Das Attest ist nicht unterschrieben. Das Amtsgericht - Vormundschaftsgericht - Schopfheim hörte die Betroffene am 4. Juni 2007 an. Die Betroffene erklärte, sie brauche keine 3-Monatsspritze. Sie lehnte eine Empfängnisverhütung kategorisch ab. Mit Beschluss vom 6. Juni 2007 genehmigte das Amtsgericht - Vormundschaftsgericht - Schopfheim - die Fixierung der Betroffenen zum Zwecke der Verabreichung einer 3-Monatsspritze bis zum 5. Juni 2008. Die Betroffene sei an einem schweren Diabetes erkrankt, der insulinpflichtig sei. Hinzu komme eine Hyperlipämie. Sie leide seit Jahrzehnten an einer Psychose und sei daher nicht in der Lage, ihre Situation selbst einzuschätzen. Es bestehe die Gefahr, dass die Betroffene schwanger werde. Eine Schwangerschaft wäre für die Betroffene und das Kind eine lebensbedrohliche Situation, die auf keinen Fall eintreten dürfe. Die 3-Monatsspritze sei das mildeste Mittel. Die Betroffene sei krankheitsuneinsichtig und unfähig zu erkennen, dass eine Schwangerschaft für sie und das Kind lebensbedrohlich wäre.

Dagegen hat die Betroffene sofortige Beschwerde eingelegt. Sie brauche die 3-Monatsspritze nicht. Das Landgericht Waldshut-Tiengen hat die Beschwerde mit Beschluss vom 1. August 2007 zurückgewiesen. Das Vormundschaftsgericht habe zu Recht eine regelmäßige Fixierung der Betroffenen genehmigt. Die Voraussetzungen des § 1906 Abs. 1 Nr. 1, Abs. 4 BGB seien aufgrund der ärztlichen Gutachten und Stellungnahmen vom 13. Oktober 2006, vom 14. Dezember 2005 und vom 29. Mai 2007 zu bejahen. Die Betroffene sei in einem konzeptionsfähigen Alter und habe regelmäßig sexuellen Kontakt zu Männern. Im Falle einer Empfängnis seien Gesundheit und Leben der Betroffenen wie auch des werdenden Kindes akut bedroht. Die geistige Behinderung und die psychische Erkrankung der Betroffenen hinderten sie an der Einsicht, welche Gefahren der geschlechtliche Verkehr ohne sichere Empfängnisverhütung für sie mit sich brächte.
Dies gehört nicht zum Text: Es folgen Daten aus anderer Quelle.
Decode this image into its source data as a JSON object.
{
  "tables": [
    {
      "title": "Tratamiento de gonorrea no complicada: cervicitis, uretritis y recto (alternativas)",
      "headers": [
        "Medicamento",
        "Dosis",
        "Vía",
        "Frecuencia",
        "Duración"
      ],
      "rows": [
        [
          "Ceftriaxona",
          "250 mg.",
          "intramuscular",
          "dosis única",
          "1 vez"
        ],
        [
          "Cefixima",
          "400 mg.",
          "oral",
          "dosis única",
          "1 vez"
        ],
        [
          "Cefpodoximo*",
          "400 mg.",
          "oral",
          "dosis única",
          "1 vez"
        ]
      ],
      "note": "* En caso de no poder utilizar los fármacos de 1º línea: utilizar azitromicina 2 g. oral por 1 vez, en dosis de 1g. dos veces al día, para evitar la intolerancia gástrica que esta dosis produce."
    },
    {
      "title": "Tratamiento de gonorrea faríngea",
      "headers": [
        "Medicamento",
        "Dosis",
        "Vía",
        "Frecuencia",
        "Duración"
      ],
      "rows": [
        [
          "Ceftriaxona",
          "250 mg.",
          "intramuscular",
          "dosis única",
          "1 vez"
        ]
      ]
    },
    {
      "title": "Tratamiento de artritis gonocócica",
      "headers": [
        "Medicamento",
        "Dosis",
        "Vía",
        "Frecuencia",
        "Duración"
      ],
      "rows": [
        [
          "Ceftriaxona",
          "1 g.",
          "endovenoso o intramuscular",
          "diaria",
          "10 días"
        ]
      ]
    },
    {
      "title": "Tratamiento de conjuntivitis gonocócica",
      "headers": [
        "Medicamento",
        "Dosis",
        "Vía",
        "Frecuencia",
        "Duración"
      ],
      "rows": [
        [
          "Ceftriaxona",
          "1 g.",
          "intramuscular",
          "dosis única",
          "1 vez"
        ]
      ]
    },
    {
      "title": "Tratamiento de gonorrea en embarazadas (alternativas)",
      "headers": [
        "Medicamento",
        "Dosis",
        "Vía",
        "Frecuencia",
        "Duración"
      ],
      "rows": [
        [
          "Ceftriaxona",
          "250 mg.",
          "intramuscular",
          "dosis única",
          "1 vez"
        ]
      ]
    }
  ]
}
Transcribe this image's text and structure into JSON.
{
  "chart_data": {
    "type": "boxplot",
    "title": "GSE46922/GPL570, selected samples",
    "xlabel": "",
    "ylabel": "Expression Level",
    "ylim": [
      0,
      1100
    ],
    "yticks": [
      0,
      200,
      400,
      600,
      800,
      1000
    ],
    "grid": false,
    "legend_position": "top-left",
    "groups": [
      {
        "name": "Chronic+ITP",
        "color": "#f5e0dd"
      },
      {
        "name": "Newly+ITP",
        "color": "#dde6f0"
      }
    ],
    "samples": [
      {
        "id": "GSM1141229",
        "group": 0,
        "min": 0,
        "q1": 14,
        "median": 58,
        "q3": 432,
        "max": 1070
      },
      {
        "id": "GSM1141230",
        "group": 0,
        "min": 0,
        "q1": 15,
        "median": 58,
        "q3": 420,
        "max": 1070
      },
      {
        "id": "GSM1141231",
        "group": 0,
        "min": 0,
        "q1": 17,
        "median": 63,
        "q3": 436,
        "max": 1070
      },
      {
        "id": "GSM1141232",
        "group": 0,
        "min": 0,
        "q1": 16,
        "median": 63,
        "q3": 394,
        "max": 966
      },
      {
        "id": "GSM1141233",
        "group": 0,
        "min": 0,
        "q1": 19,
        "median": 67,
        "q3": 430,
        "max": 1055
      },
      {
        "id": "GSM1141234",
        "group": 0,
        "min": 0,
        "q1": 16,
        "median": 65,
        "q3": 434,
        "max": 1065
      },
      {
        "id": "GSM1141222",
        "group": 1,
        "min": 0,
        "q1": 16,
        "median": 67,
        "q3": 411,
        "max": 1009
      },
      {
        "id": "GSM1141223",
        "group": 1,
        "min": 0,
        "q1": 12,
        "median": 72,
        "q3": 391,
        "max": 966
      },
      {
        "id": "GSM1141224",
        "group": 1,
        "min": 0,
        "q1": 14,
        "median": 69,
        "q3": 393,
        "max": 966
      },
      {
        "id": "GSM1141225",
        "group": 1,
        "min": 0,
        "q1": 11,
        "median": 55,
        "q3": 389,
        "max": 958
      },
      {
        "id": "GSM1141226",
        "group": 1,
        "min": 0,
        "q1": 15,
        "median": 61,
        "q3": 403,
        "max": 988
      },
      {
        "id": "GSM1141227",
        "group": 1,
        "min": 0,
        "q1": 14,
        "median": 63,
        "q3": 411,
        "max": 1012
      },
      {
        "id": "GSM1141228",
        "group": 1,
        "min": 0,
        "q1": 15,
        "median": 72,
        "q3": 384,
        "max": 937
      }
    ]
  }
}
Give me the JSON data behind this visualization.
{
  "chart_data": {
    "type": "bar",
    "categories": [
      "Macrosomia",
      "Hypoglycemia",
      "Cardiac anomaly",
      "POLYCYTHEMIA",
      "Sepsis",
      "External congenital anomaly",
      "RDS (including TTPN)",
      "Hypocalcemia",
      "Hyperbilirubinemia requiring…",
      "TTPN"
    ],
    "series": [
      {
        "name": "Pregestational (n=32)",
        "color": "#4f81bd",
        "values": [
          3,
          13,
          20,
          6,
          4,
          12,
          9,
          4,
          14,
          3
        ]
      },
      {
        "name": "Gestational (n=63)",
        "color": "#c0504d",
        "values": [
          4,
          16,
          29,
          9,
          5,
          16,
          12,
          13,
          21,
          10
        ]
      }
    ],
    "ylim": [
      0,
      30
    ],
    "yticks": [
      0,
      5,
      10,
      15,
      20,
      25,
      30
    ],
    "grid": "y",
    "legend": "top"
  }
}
Ein milderes Mittel stehe nicht zu Wahl.

Dagegen legte die Betroffene zu Protokoll der Geschäftsstelle des Amtsgerichts - Vormundschaftsgerichts - Schopfheim am 7. August 2007 sofortige weitere Beschwerde ein. Der Senat hat der Betreuerin Gelegenheit zur Stellungnahme gegeben.

Hierzu führte das Gericht aus:

Die sofortige weitere Beschwerde der Betroffenen hat Erfolg. Der Antrag der Betreuerin, die Fixierung zu genehmigen, ist zurückzuweisen.